Was das Gas-Verteilungszentrum „Balkan“ anbelangt, so wurde es blitzartig in der frisch aktualisierten Nationalen Energie-Strategie aufgenommen. Doch auch in diesem Fall fehlen konkrete Zahlen, obwohl behauptet wird, dass das Projekt von Brüssel bewilligt wird. Für seinen Bau wird die enorme Summe von 1,5 Mrd. Euro gebraucht.
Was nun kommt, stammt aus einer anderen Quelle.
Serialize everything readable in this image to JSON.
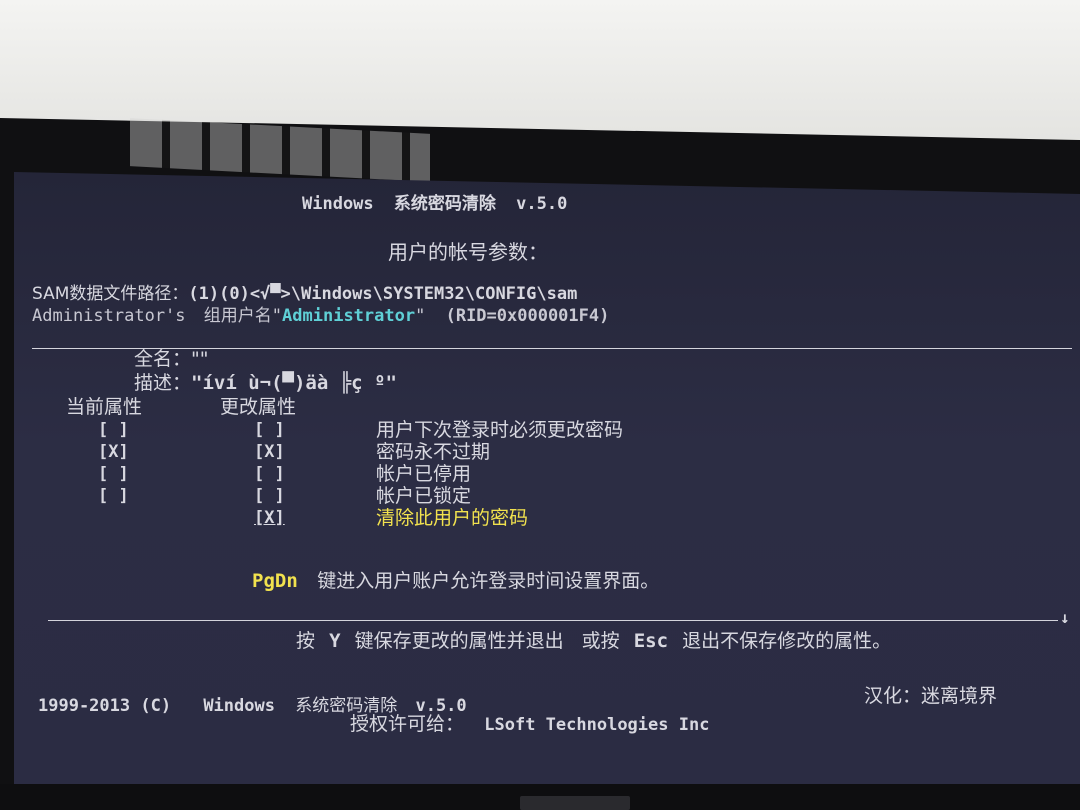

Wovon und wie viel Geld eingenommen werden wird, außer von Vermittlungsgebühren beim Handel zwischen den europäischen Käufern und Verkäufern von Gas, ist ebenfalls unklar.
In dieser Phase fehlen ernsthafte wirtschaftliche Argumente für die wirtschaftliche Rentabilität, die die momentane politische Euphorie vom geplanten Bau einer Pipeline für das russische Gas über bulgarisches Territorium stützen könnten. Tatsächlich steht alles noch am Anfang, doch in Anbetracht der kurzen Fristen für die Realisierung des Projekts gibt es nicht viel Zeit zum Nachdenken und Nachrechnen.
Hoffentlich haben wir unsere Rechnung dieses Mal gut gemacht, um nicht noch einmal die Fehler wie beim gescheiterten South Stream zu machen und hoffentlich erweist sich nicht wieder, dass alles für die Katz war, falls für die neue Gaspipeline die griechische Route bevorzugt werden sollte.